Dans la lignée de sept documentaires produits pour Canal+ entre 2007 et 2013 avec son compère de toujours Peter Stuart (de Allons donc à Londres à Maboul de Séoul, en passant par Baba de Barcelone), De Caunes a définitivement trouvé son créneau: explorer les cultures les plus déjantées.

Du petit au grand écran

Et durant toutes ces années, que faisait donc Antoine de Caunes lorsqu’il quittait son costume d’animateur? Difficile de faire la liste exhaustive des pépites laissées par  ce besogneux boulimique, à la télévision d’abord (dans des séries comme Kaamelot, Du hard ou du cochon, Bref, etc.) ou sur le papier (avec des publications comme Magma en 1978, C’est bon mais c’est chaud en 1990, Le petit Gildas illustré en 1993), mais surtout, au cinéma.

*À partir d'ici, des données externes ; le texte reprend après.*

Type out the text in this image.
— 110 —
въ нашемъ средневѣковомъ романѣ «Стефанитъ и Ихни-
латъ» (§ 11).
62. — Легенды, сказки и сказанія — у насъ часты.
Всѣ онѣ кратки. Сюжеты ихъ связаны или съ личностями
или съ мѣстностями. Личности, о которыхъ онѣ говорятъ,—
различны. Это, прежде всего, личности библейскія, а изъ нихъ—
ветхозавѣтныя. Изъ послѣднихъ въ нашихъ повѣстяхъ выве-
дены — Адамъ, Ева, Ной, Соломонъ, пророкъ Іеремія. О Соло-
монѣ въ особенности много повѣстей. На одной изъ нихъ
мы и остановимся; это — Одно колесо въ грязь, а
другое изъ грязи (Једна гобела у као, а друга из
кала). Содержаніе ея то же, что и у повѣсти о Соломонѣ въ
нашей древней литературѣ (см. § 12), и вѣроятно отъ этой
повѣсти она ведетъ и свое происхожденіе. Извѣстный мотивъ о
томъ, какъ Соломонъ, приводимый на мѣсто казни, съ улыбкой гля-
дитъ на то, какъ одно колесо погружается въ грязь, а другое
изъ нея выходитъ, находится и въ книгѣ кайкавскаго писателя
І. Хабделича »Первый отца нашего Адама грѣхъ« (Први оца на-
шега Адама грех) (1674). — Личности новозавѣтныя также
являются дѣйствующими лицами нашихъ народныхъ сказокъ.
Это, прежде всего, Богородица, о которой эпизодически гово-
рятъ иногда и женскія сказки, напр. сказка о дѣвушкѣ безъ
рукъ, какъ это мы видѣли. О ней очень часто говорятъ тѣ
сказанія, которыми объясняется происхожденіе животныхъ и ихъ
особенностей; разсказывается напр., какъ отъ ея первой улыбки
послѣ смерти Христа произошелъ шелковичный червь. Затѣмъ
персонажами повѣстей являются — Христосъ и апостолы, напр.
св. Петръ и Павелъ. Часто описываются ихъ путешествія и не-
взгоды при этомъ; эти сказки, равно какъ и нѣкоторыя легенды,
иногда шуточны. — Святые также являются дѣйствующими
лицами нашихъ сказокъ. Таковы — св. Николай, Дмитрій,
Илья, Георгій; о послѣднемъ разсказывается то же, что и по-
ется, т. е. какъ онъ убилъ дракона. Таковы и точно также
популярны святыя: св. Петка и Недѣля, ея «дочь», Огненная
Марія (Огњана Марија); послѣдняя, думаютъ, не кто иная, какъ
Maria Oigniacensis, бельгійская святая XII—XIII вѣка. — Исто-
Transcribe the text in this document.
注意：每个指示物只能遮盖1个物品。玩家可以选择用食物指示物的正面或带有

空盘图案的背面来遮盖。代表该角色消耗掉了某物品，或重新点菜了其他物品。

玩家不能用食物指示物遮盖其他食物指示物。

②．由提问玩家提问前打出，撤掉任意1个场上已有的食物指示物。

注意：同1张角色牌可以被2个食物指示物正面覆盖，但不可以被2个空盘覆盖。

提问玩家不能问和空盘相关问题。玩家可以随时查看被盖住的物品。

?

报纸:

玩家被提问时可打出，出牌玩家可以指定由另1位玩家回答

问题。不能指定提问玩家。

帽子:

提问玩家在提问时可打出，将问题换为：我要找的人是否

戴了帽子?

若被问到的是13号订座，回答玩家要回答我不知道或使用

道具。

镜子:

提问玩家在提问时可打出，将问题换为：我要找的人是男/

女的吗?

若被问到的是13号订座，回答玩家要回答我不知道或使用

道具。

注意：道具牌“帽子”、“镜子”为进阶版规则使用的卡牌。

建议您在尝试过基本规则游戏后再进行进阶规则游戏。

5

A ce jour en effet, De Caunes est présent au générique d’une trentaine de films. En tant qu’acteur. Il faut reconnaître que la transition a été des plus simples pour celui qui a si bien incarné tant de personnages jusqu’alors: on le découvrira dans Pentimento en 1989, puis suivront Les deux papas et la maman en 1996 (avec Smaïn), L’homme est une femme comme les autres en 1998 (dans un rôle de clarinettiste juif pour lequel il sera nommé aux Césars), Blanche de Bernie Bonvoisin, et les Clefs de bagnole en 2002 (de Laurent Baffie),Les vacances de Mr.Bean en 2007, et plus récemment Mumu en 2010, etc...

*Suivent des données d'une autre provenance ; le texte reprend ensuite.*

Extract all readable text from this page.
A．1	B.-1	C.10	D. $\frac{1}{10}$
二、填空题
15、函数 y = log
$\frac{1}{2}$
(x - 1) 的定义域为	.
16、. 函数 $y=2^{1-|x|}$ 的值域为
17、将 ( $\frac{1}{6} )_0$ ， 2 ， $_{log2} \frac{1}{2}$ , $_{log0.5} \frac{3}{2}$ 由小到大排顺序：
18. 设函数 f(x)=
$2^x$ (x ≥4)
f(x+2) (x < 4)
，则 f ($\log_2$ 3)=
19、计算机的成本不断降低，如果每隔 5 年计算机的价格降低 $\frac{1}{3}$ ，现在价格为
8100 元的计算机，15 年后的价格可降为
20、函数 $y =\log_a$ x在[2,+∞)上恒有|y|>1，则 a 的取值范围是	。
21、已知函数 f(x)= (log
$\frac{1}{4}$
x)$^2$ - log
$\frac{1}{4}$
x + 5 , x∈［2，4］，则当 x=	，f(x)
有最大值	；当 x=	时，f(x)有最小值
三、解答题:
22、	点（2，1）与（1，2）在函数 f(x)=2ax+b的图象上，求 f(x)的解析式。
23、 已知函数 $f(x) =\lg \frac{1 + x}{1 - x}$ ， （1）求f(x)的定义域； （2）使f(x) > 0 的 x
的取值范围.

Scène du film L homme est une femme comme les autres avec Gad Elmaleh

Il ne manquera plus qu’à De Caunes de franchir la dernière étape de son parcours cinématographique, en douceur dès 1997, avec la réalisation de son  premier court-métrage lié à l’univers de la drogue,”T’en as?”.

Il enchaînera avec  deux longs-métrages cette fois, les Morsures de l’aube en 2001, et Monsieur N en 2002. Mais le succès très relatif de ses deux premières oeuvres freinera ses ardeurs de réalisateur durant les quatre années qui suivirent.

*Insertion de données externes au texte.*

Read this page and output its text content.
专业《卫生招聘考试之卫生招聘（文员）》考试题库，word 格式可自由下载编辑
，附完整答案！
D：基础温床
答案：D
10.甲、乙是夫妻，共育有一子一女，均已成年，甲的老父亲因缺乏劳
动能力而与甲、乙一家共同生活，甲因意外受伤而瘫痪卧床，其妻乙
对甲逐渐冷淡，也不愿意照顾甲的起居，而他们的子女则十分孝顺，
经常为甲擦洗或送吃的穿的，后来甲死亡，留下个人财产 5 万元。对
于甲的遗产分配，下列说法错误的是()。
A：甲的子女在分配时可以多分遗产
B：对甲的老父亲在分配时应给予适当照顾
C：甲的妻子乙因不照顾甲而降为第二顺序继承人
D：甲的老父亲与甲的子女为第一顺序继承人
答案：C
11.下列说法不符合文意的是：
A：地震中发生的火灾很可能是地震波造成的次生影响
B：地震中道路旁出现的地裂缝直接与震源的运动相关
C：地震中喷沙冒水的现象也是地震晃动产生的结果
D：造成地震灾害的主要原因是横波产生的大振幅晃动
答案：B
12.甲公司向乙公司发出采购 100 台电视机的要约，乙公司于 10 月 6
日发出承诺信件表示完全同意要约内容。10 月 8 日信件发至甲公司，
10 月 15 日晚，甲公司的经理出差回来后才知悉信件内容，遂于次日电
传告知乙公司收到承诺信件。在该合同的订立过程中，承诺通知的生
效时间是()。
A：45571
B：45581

Comme toujours, De Caunes est attendu au rebond en 2006, lorsqu’il dirige d’une main de maître Charlotte Rampling et Jean Rochefort dans Désaccord parfait. Puis il ressuscitera Coluche en 2008 sous les traits de François-Xavier Demaison, avant de s’attaquer trois ans plus tard à l’affaire  Yann Piat pour la télévision.

Coluche est incarné par François Xavier Demaison

Autant d’oeuvres et de rôles dont la qualité a souvent été soulignée par la critique comme par le public, mais qui ne lui ont jamais permis de décrocher la moindre récompense, si ce n’est un succès d’estime. Et dire qu’il détient le record de présentation de la cérémonie des Césars (9 fois entre 1997 et 2011)...

“Je ne sais pas si je suis drôle, mais l’existence m’amuse” déclarait-il en 2012. Nous, nous ne savons pas si l’existence est drôle, mais De Caunes nous amusera toujours, à sa façon, c’est une évidence!